Thanks for your reply I have finally solved this, unfortunately it was not 
as simple as I hoped (probably due to the fact our platform is on Windows 
Server).

The point you raised below, gave me a good hint -


>    - Run a simply svn command like list/info/whatever from a 
>    shell/command box and accept the cert if prompted so.
>
>
So looking at the build output, I could tell that the 'buildnumber' Maven 
plugin was directly calling svn, so this was outside of Jenkins awareness 
really. I then realised that Jenkins was running as the 'SYSTEM' user and 
so that svn command was being executed by the SYSTEM user. Obviously the 
SYSTEM user needed to accept the server certificate and provide 
authentication, which it didnt had.

I located where svn keeps its auth details for the SYSTEM user on Windows 
2008 Server - 
C:\Windows\System32\config\systemprofile\AppData\Roaming\Subversion\auth 
and I copied in appropriate authentication files to the svn.simple and and 
svn.ssl.server folders from another account where I knew the build worked. 
It did now accept the SSL cert but refused to authenticate.

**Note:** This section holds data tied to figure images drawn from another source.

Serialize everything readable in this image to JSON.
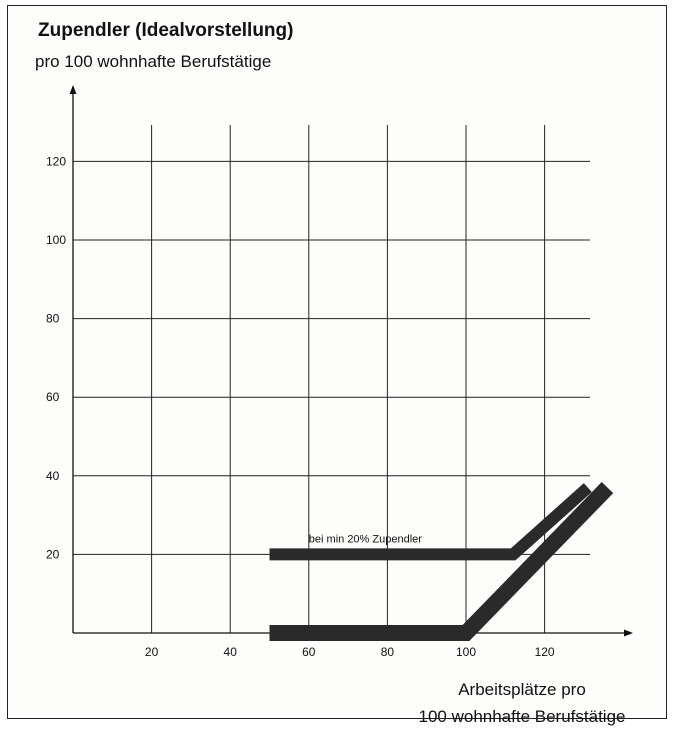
{
  "chart_data": {
    "type": "line",
    "title": "Zupendler (Idealvorstellung)",
    "subtitle": "pro 100 wohnhafte Berufstätige",
    "xlabel": "Arbeitsplätze pro\n100 wohnhafte Berufstätige",
    "ylabel": "",
    "xlim": [
      0,
      140
    ],
    "ylim": [
      0,
      140
    ],
    "x_ticks": [
      20,
      40,
      60,
      80,
      100,
      120
    ],
    "y_ticks": [
      20,
      40,
      60,
      80,
      100,
      120
    ],
    "grid": true,
    "series": [
      {
        "name": "",
        "color": "#2a2a2a",
        "points": [
          [
            50,
            20
          ],
          [
            112,
            20
          ],
          [
            131,
            37
          ]
        ]
      },
      {
        "name": "",
        "color": "#2a2a2a",
        "points": [
          [
            50,
            0
          ],
          [
            100,
            0
          ],
          [
            136,
            37
          ]
        ]
      }
    ],
    "annotations": [
      {
        "text": "bei min 20% Zupendler",
        "x": 60,
        "y": 20
      }
    ]
  }
}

So no luck doing that. I then tried a different approach. 
I re-installed Jenkins making sure that it would run under a custom user 
account called - "s-subversion" and configured the Windows service 
appropriately to use that account. When I tried to build the project I had 
the same issue again, but I could now open a command prompt running as the 
's-jenkins' user and execute 'svn up' in the job's workspace, svn then 
prompted me to accept the server certificate and enter a username and 
password. After that running the build again in Jenkins now works perfectly.

I have added the detail above to try and assist future Windows server users.